This winter curry with cinnamon saffron rice is sweet and filled with flavour, and you can tailor your garam masala to your own tastes, adjusting as you like. The rice is pretty foolproof, the method taught to me by Peter Begg, a man who knows about food.
- Serves: 4-6
- Preparation time: 10 minutes
- Cooking time: 20 minutes
- 2 tbsp of safflower oil
- 2 onions, peeled and finely chopped
- 2 cloves of garlic, peeled and finely chopped
- 1 green chilli, deseeded and finely chopped
- 1kg pumpkin, peeled, deseeded and roughly chopped
- 400g can of chickpeas/garbanzo beans, drained and rinsed
- 250ml cups of vegetable stock
- 400ml of coconut milk
- 2 handfuls of mangetout
- A handful of fresh coriander/cilantro
For the garam masala:
- 1 tsp of cumin seeds
- 1 tsp of mustard seeds
- ½ tsp of cloves
- 1 tsp of ground turmeric
- 6 cardamom pods, seeds only
For the saffron cinnamon rice:
- 300g basmati rice
- 450ml water
- 1 large knob of butter
- A couple of cardamom pods
- A pinch of saffron
- 2 cinnamon sticks
- In a pestle and mortar, make the garam masala by crushing up and grinding all your dry spices.
- In a heavy-bottomed casserole or pan, heat the safflower oil and add the onions, sweating on a low heat until soft and translucent.
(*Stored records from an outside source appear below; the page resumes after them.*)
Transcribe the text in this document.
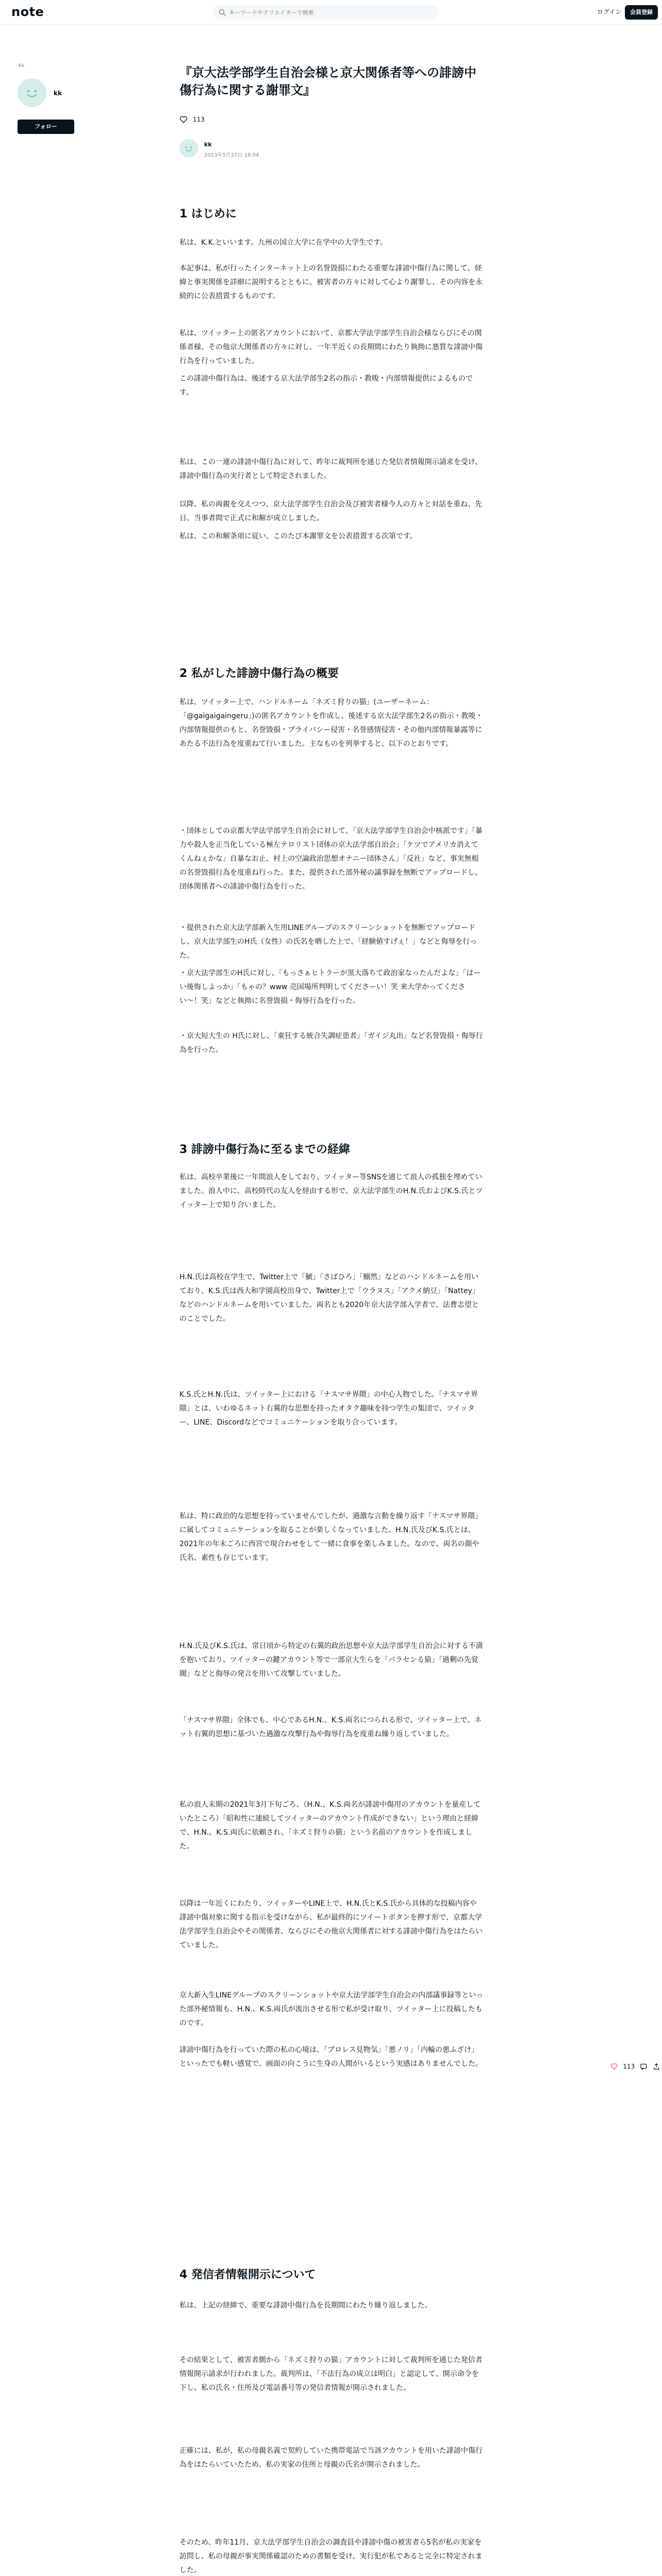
note
キーワードやクリエイターで検索	ログイン	会員登録
kk
kk
フォロー
『京大法学部学生自治会様と京大関係者等への誹謗中傷行為に関する謝罪文』
113
kk
2023年5月27日 18:04
1 はじめに

私は、K.K.といいます。九州の国立大学に在学中の大学生です。

本記事は、私が行ったインターネット上の名誉毀損にわたる重要な誹謗中傷行為に関して、経緯と事実関係を詳細に説明するとともに、被害者の方々に対して心より謝罪し、その内容を永続的に公表措置するものです。

私は、ツイッター上の匿名アカウントにおいて、京都大学法学部学生自治会様ならびにその関係者様、その他京大関係者の方々に対し、一年半近くの長期間にわたり執拗に悪質な誹謗中傷行為を行っていました。

この誹謗中傷行為は、後述する京大法学部生2名の指示・教唆・内部情報提供によるものです。

私は、この一連の誹謗中傷行為に対して、昨年に裁判所を通じた発信者情報開示請求を受け、誹謗中傷行為の実行者として特定されました。

以降、私の両親を交えつつ、京大法学部学生自治会及び被害者様今人の方々と対話を重ね、先日、当事者間で正式に和解が成立しました。

私は、この和解条項に従い、このたび本謝罪文を公表措置する次第です。

2 私がした誹謗中傷行為の概要

私は、ツイッター上で、ハンドルネーム「ネズミ狩りの猫」(ユーザーネーム：「@gaigaigaingeru」)の匿名アカウントを作成し、後述する京大法学部生2名の指示・教唆・内部情報提供のもと、名誉毀損・プライバシー侵害・名誉感情侵害・その他内部情報暴露等にあたる不法行為を度重ねて行いました。主なものを列挙すると、以下のとおりです。

・団体としての京都大学法学部学生自治会に対して、「京大法学部学生自治会中核派です」「暴力や殺人を正当化している極左テロリスト団体の京大法学部自治会」「ケツでアメリカ消えてくんねぇかな」自暴なお止、村上の空論政治思想オナニー団体さん」「反社」など、事実無根の名誉毀損行為を度重ね行った。また、提供された部外秘の議事録を無断でアップロードし、団体関係者への誹謗中傷行為を行った。

・提供された京大法学部新入生用LINEグループのスクリーンショットを無断でアップロードし、京大法学部生のH氏（女性）の氏名を晒した上で、「経験値すげぇ！」などと侮辱を行った。

・京大法学部生のH氏に対し、「もっさぁヒトラーが黒大落ちて政治家なったんだよな」「はーい後悔しよっか」「もゃの？www 売国場所判明してくださーい！笑 来大学かってください〜！笑」などと執拗に名誉毀損・侮辱行為を行った。

・京大短大生の H氏に対し、「東狂する統合失調症患者」「ガイジ丸出」など名誉毀損・侮辱行為を行った。

3 誹謗中傷行為に至るまでの経緯

私は、高校卒業後に一年間浪人をしており、ツイッター等SNSを通じて浪人の孤独を埋めていました。浪人中に、高校時代の友人を経由する形で、京大法学部生のH.N.氏およびK.S.氏とツイッター上で知り合いました。

H.N.氏は高校在学生で、Twitter上で「鯱」「さばひろ」「鰯然」などのハンドルネームを用いており、K.S.氏は西大和学園高校出身で、Twitter上で「ウラヌス」「アクメ納豆」「Nattey」などのハンドルネームを用いていました。両名とも2020年京大法学部入学者で、法曹志望とのことでした。

K.S.氏とH.N.氏は、ツイッター上における「ナスマサ界隈」の中心人物でした。「ナスマサ界隈」とは、いわゆるネット右翼的な思想を持ったオタク趣味を持つ学生の集団で、ツイッター、LINE、Discordなどでコミュニケーションを取り合っています。

私は、特に政治的な思想を持っていませんでしたが、過激な言動を繰り返す「ナスマサ界隈」に属してコミュニケーションを取ることが楽しくなっていました。H.N.氏及びK.S.氏とは、2021年の年末ごろに西宮で現合わせをして一緒に食事を楽しみました。なので、両名の顔や氏名、素性も存じています。

H.N.氏及びK.S.氏は、常日頃から特定の右翼的政治思想や京大法学部学生自治会に対する不満を抱いており、ツイッターの鍵アカウント等で一部京大生らを「パラセンる猿」「過剰の先覚閥」などと侮辱の発言を用いて攻撃していました。

「ナスマサ界隈」全体でも、中心であるH.N.、K.S.両名につられる形で、ツイッター上で、ネット右翼的思想に基づいた過激な攻撃行為や侮辱行為を度重ね繰り返していました。

私の浪人末期の2021年3月下旬ごろ、（H.N.、K.S.両名が誹謗中傷用のアカウントを量産していたところ）「昭和性に連続してツイッターのアカウント作成ができない」という理由と経緯で、H.N.、K.S.両氏に依頼され、「ネズミ狩りの猫」という名前のアカウントを作成しました。

以降は一年近くにわたり、ツイッターやLINE上で、H.N.氏とK.S.氏から具体的な投稿内容や誹謗中傷対象に関する指示を受けながら、私が最終的にツイートボタンを押す形で、京都大学法学部学生自治会やその関係者、ならびにその他京大関係者に対する誹謗中傷行為をはたらいていました。

京大新入生LINEグループのスクリーンショットや京大法学部学生自治会の内部議事録等といった部外秘情報も、H.N.、K.S.両氏が流出させる形で私が受け取り、ツイッター上に投稿したものです。

誹謗中傷行為を行っていた際の私の心境は、「プロレス見物気」「悪ノリ」「内輪の悪ふざけ」といったでも軽い感覚で、画面の向こうに生身の人間がいるという実感はありませんでした。

4 発信者情報開示について

私は、上記の経緯で、重要な誹謗中傷行為を長期間にわたり繰り返しました。

その結果として、被害者側から「ネズミ狩りの猫」アカウントに対して裁判所を通じた発信者情報開示請求が行われました。裁判所は、「不法行為の成立は明白」と認定して、開示命令を下し、私の氏名・住所及び電話番号等の発信者情報が開示されました。

正確には、私が、私の母親名義で契約していた携帯電話で当該アカウントを用いた誹謗中傷行為をはたらいていたため、私の実家の住所と母親の氏名が開示されました。

そのため、昨年11月、京大法学部学生自治会の調査員や誹謗中傷の被害者ら5名が私の実家を訪問し、私の母親が事実関係確認のための書類を受け、実行犯が私であると完全に特定されました。

113
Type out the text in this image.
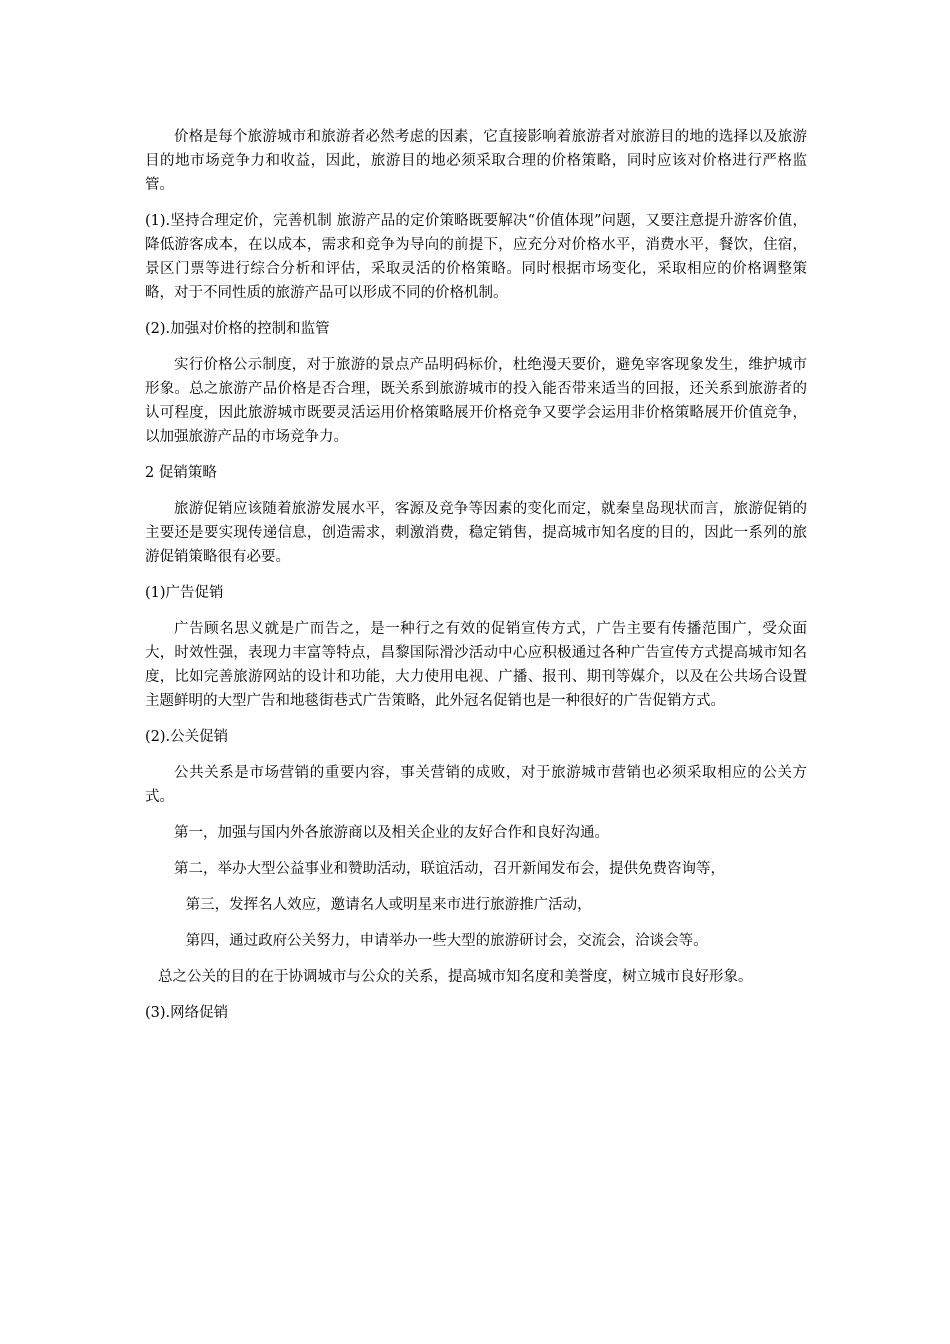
价格是每个旅游城市和旅游者必然考虑的因素，它直接影响着旅游者对旅游目的地的选择以及旅游目的地市场竞争力和收益，因此，旅游目的地必须采取合理的价格策略，同时应该对价格进行严格监管。

(1).坚持合理定价，完善机制 旅游产品的定价策略既要解决“价值体现”问题，又要注意提升游客价值，降低游客成本，在以成本，需求和竞争为导向的前提下，应充分对价格水平，消费水平，餐饮，住宿，景区门票等进行综合分析和评估，采取灵活的价格策略。同时根据市场变化，采取相应的价格调整策略，对于不同性质的旅游产品可以形成不同的价格机制。

(2).加强对价格的控制和监管

实行价格公示制度，对于旅游的景点产品明码标价，杜绝漫天要价，避免宰客现象发生，维护城市形象。总之旅游产品价格是否合理，既关系到旅游城市的投入能否带来适当的回报，还关系到旅游者的认可程度，因此旅游城市既要灵活运用价格策略展开价格竞争又要学会运用非价格策略展开价值竞争，以加强旅游产品的市场竞争力。

2 促销策略

旅游促销应该随着旅游发展水平，客源及竞争等因素的变化而定，就秦皇岛现状而言，旅游促销的主要还是要实现传递信息，创造需求，刺激消费，稳定销售，提高城市知名度的目的，因此一系列的旅游促销策略很有必要。

(1)广告促销

广告顾名思义就是广而告之，是一种行之有效的促销宣传方式，广告主要有传播范围广，受众面大，时效性强，表现力丰富等特点，昌黎国际滑沙活动中心应积极通过各种广告宣传方式提高城市知名度，比如完善旅游网站的设计和功能，大力使用电视、广播、报刊、期刊等媒介，以及在公共场合设置主题鲜明的大型广告和地毯街巷式广告策略，此外冠名促销也是一种很好的广告促销方式。

(2).公关促销

公共关系是市场营销的重要内容，事关营销的成败，对于旅游城市营销也必须采取相应的公关方式。

第一，加强与国内外各旅游商以及相关企业的友好合作和良好沟通。

第二，举办大型公益事业和赞助活动，联谊活动，召开新闻发布会，提供免费咨询等，

第三，发挥名人效应，邀请名人或明星来市进行旅游推广活动，

第四，通过政府公关努力，申请举办一些大型的旅游研讨会，交流会，洽谈会等。

总之公关的目的在于协调城市与公众的关系，提高城市知名度和美誉度，树立城市良好形象。

(3).网络促销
Add the garlic and stir for another half a minute, taking care not to burn it.
- Add to this mix the garam masala and chilli and coat the onions with it. Add the pumpkin and the chickpeas/garbanzo beans and then pour over the stock, followed by the coconut milk.
- Season and simmer for 10 to 15 minutes, add the mangetout, and cook for another five.
- To make the saffron cinnamon rice, put the rice in a sieve and rinse until the water runs clear. Put the rice in a large saucepan with the water, the butter, cardamom, saffron and cinnamon.
- Bring to a rolling boil, quickly turn the heat down, put a lid on the saucepan and then leave for 10 minutes. Remove the lid and take it to the table in the saucepan, because it looks like a painting.
- Serve with handfuls of coriander/cilantro.